President William Ruto and Cotu Secretary General Francis Atwoli during Labour Day celebrations at Uhuru Gardens, Nairobi. [Samson Wire, Standard]

Pay your taxes. That was the clarion call that echoed in this year’s Labour Day celebrations as the overburdened Kenyan worker was reminded of this civic duty amidst depressing economic conditions.

The message, however, comes when President William Ruto and the Central Organisation of Trade Unions (Cotu) are not seeing eye to eye over unmet pay demands.

This frosty relationship has seen doctors and clinical officers vacate their places of work for almost two months, with other public servants announcing weekly protests in solidarity.

The protests are about an unfulfilled collective bargaining agreement (CBA) the health workers signed with their respective employers (national and county governments).

But at Uhuru Gardens on Wednesday, there was no change of heart as top union leaders and the President called on the medics to reconsider their stand.

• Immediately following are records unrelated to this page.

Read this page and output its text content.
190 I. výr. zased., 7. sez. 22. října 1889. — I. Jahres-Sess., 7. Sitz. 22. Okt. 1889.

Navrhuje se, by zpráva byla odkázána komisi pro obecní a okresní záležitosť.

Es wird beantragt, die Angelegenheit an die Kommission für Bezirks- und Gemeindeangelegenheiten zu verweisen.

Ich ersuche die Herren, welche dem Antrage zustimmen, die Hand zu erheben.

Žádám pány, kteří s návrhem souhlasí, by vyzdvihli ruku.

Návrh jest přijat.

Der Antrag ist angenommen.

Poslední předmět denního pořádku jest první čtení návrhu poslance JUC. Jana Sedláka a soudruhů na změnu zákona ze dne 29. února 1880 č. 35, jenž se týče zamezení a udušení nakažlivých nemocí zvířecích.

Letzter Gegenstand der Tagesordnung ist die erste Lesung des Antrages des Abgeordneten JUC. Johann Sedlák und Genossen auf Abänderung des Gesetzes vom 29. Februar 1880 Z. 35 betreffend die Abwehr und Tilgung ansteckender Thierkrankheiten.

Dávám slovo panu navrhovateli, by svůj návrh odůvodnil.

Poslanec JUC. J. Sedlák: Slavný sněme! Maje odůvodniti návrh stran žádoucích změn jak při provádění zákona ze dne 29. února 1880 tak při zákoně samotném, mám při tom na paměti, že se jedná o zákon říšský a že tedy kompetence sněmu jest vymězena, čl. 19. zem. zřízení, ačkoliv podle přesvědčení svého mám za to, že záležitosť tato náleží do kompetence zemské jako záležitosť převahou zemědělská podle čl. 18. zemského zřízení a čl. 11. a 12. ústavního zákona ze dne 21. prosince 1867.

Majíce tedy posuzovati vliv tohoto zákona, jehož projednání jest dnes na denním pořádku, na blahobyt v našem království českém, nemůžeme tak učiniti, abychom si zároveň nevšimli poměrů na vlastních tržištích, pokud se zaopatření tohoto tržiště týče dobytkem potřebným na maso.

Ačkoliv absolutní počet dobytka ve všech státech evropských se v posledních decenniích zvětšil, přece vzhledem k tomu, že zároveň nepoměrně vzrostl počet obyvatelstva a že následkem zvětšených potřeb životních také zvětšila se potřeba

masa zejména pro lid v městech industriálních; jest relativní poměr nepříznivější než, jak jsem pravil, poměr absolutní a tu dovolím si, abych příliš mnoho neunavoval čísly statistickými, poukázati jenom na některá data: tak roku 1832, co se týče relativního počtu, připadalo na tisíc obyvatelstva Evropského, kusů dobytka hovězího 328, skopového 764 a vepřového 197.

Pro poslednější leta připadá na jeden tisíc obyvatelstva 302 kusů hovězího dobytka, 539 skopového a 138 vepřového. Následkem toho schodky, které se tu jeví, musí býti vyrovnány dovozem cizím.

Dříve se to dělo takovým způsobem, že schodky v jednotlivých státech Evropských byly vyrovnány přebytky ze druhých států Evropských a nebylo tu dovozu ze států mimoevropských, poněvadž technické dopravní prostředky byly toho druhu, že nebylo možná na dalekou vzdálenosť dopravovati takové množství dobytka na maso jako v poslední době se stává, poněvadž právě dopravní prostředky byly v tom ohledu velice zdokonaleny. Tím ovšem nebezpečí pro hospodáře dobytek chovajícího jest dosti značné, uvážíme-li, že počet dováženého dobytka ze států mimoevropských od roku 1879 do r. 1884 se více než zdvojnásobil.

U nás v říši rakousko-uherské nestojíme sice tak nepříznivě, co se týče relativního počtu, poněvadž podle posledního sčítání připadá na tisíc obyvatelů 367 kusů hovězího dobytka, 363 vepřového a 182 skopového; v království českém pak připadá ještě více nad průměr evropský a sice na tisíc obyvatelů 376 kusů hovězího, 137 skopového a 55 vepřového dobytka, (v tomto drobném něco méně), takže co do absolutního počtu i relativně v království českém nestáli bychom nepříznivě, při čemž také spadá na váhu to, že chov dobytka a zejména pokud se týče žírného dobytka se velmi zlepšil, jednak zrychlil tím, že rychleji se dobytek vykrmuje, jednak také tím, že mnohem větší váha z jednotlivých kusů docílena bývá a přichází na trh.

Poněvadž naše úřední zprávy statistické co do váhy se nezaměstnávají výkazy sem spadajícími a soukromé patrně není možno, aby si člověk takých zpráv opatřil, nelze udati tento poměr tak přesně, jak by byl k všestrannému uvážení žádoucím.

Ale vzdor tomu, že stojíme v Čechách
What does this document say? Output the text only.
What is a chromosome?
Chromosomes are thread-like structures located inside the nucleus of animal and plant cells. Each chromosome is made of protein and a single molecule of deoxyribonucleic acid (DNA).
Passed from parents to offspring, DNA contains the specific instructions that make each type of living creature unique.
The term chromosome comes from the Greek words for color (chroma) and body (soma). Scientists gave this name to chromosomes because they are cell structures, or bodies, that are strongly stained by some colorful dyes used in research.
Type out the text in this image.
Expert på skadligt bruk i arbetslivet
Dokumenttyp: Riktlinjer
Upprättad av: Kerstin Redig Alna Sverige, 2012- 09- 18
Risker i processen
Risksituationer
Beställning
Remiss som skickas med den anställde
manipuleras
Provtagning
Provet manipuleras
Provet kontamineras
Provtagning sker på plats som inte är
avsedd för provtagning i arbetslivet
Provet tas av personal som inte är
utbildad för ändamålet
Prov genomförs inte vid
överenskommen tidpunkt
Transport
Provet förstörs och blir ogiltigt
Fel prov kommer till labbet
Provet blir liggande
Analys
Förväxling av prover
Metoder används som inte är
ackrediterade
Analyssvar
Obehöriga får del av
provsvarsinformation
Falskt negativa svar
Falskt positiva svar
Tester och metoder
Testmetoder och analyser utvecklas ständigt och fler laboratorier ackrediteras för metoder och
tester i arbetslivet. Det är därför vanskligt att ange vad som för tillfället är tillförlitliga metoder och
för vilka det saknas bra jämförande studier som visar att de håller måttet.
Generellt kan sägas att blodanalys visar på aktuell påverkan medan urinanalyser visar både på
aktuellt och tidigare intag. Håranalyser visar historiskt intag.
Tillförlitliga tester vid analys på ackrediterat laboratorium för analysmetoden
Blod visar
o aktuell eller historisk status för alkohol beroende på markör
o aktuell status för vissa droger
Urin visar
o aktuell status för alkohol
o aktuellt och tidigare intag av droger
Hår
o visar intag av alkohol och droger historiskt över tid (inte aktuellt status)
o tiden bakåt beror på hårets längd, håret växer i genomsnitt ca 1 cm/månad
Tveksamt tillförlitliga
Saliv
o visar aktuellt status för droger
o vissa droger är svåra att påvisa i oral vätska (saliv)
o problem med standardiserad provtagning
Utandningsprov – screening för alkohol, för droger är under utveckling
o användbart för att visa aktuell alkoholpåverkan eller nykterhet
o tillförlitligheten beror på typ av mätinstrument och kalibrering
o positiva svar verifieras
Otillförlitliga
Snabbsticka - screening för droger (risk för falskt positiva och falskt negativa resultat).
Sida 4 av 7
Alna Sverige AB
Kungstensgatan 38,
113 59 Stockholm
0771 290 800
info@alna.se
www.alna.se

“We will rectify (the remaining two issues of the 17) later once the economy improves,” Ruto implored.

Ruto’s administration slashed intern doctors’ pay, contrary to a 2017-2021 CBA that was signed and deposited in the Employment and Labour Relations Court.

This move saw the Kenya Medical Practitioners Pharmacists and Dentists Union rally its members to down their stethoscopes in a strike that was joined by Kenya Union of Clinical Officers. On Tuesday, the Trade Union Congress of Kenya (TUC-Ke) led by Secretary-General Charles Mukhwaya rallied all public service unions to join the strike through weekly protests scheduled every Tuesday.

“I want to appeal to the government and doctors to give social dialogue a chance to resolve the ongoing strike to alleviate the suffering of Kenyans,” said Federation of Kenya Employers Executive Director Jacqueline Mugo.

Constructive dialogue

It was the same call from Labour and Social Protection Cabinet Secretary Florence Bore whose speech pointed out the need for constructive dialogue drawing tripartite stakeholders as crucial for decent work.

“I call upon healthcare workers and employers to reconsider their position for a win-win outcome. We need normalcy restored in the health sector,” she said.

Away from doctors and clinical officers, a strike is in the offing from junior secondary school intern teachers who are demanding permanent and pensionable positions from their employer, Teachers Service Commission, before the schools reopen next week. 

Teaches in Kericho and Narok counties have already issued a strike notice through the Kenya Union of Post Primary Education Teachers.